Phishing: it’s a newer term that you might not be familiar with yet. In the years since the information superhighway turned into the World Wide Web, new words have sprung up specifically to describe certain activities that only take place online. The Federal Trade Commission defines phishing as the act of thieves impersonating businesses to obtain personal or financial information. Phishing schemes have become more prevalent as online activity has exploded in the new millennium.
Whether you’re tech savvy or an Internet novice, it’s important to understand that phishers employ a wide range of schemes where they creatively attempt to capture your personal or financial information and commit fraud.
Phishers are criminals who may use different techniques to fraudulently steal your personal and/or financial information. Most often, criminals request your personal information via email, often using names and familiar sites of a reputable company. Many of the most successful phishing schemes layer new technology onto old devices and requests for information, now made more convincing than ever by veneers of web and electronic coding that make them appear more authentic than ever before.
Phishing schemes come in many guises. These could include social engineering and/or computer hacking schemes. A social engineering scheme occurs when a criminal requests information from you via email. These often attempt to resemble update requests from retailers or products that you use or access online. You’re asked to input your information into a form that strikingly resembles a well-known website, and while it appears to be trustworthy, it is not. Carefully consider supplying any information to a retailer or other entity online outside of the secured servers that support their websites – email transmissions aren’t behind these protected barriers.
Computer hacking schemes occur when your personal computer is hacked with unauthorized software to redirect users to websites where personal and financial information is stolen. This is sometimes known as malware—short for ‘malicious software’—and categorized as such because of its malicious intent.
Since phishing is a form of identity theft, it can adversely affect your credit. Consider the following to be wise when spotting phishing schemes:
- Be careful of any email that requests personal, sensitive or financial information. Reputable companies do not ask for sensitive information via email, so you should think twice before entering any information requested.

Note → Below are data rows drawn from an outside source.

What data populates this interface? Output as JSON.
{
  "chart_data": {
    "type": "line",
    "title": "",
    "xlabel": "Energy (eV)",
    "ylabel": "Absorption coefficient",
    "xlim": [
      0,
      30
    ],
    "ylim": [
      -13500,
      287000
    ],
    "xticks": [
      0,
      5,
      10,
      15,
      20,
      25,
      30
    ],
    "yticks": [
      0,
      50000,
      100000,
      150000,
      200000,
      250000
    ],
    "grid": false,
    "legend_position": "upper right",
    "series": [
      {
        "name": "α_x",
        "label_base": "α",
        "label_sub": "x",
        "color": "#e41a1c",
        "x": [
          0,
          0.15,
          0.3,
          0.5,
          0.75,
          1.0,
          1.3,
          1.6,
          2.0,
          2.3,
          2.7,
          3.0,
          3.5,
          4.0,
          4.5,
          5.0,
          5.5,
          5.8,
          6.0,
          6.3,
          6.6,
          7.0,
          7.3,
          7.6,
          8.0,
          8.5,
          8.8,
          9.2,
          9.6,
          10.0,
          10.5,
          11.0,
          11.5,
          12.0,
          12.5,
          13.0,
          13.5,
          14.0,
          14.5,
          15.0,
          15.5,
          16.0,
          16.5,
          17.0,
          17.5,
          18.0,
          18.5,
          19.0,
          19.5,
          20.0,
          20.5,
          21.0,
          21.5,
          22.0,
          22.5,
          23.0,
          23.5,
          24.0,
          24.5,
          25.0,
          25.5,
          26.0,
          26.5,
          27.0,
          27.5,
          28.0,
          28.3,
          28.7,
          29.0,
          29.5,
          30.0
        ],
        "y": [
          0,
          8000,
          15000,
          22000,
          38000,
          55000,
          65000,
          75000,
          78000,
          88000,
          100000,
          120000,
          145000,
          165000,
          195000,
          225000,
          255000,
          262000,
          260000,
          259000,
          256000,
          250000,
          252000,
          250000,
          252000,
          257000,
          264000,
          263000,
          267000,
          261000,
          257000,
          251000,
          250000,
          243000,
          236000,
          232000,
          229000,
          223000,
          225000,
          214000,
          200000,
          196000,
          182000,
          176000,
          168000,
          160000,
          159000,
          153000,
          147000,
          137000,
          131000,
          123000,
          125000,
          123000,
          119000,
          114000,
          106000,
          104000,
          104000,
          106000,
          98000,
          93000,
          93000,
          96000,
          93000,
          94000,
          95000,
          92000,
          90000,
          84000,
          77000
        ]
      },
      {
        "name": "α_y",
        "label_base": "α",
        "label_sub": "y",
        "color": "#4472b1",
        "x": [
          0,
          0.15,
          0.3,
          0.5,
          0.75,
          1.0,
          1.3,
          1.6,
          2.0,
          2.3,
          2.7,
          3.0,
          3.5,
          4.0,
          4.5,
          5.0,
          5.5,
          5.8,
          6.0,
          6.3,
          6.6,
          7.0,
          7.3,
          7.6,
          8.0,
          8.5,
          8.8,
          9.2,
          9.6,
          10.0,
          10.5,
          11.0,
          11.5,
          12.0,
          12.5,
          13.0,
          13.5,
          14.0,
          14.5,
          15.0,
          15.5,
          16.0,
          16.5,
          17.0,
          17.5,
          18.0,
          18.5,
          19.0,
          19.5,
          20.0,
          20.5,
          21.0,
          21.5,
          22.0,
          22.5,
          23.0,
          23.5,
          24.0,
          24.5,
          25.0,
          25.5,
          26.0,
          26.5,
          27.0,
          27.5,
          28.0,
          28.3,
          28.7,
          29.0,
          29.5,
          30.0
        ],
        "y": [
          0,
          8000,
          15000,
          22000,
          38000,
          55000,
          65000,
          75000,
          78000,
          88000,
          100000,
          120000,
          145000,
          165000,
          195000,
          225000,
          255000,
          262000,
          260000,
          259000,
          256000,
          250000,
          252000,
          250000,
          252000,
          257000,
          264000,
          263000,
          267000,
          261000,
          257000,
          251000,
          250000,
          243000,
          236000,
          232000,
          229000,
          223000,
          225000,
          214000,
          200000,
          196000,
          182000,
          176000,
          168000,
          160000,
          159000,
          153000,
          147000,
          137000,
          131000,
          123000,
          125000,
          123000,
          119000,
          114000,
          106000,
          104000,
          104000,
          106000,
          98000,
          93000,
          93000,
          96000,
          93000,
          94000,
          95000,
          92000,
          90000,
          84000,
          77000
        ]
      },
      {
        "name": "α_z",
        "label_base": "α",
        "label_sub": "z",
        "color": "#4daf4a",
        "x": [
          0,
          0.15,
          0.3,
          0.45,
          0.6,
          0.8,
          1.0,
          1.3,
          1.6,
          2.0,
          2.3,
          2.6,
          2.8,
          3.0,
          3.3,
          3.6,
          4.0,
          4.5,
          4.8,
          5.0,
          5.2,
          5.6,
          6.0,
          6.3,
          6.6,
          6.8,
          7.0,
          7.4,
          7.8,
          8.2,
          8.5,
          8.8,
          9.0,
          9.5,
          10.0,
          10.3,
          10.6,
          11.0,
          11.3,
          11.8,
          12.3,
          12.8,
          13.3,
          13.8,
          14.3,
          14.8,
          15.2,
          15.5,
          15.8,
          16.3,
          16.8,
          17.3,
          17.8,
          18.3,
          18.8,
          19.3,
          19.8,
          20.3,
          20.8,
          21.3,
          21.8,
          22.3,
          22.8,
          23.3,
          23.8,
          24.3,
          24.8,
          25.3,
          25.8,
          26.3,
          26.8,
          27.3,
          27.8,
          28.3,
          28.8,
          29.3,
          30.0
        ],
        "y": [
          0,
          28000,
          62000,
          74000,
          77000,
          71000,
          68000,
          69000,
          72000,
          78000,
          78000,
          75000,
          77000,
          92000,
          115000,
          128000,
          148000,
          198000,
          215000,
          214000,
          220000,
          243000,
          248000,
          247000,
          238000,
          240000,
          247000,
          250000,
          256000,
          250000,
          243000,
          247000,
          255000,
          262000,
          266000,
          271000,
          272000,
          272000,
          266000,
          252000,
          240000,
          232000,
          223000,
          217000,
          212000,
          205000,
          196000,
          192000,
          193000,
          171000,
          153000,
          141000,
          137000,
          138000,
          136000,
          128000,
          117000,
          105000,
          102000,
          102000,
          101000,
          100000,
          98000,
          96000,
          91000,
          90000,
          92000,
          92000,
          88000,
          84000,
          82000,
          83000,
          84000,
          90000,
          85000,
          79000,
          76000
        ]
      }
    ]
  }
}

- Review URL addresses if you are being redirected via a link in an email. Question whether the address is correct. Determine whether it is secure. If you are not sure, retype the address into new search to make certain you are using an authentic and legitimate site.
- Look for the obvious. Review the email and pay close attention to anything you find suspicious. Emails that promise to make a payment after you submit bank account and Social Security numbers and other sensitive information should be an easy red flag.
Remember, in order to keep safe, be smart about how you share your personal information online, make sure you trust the site you are being redirected to, and trust your instincts- especially when the requests seem suspicious in nature.
This article is provided for general guidance and information. It is not intended as, nor should it be construed to be, legal, financial or other professional advice. Please consult with your attorney or financial advisor to discuss any legal or financial issues involved with credit decisions.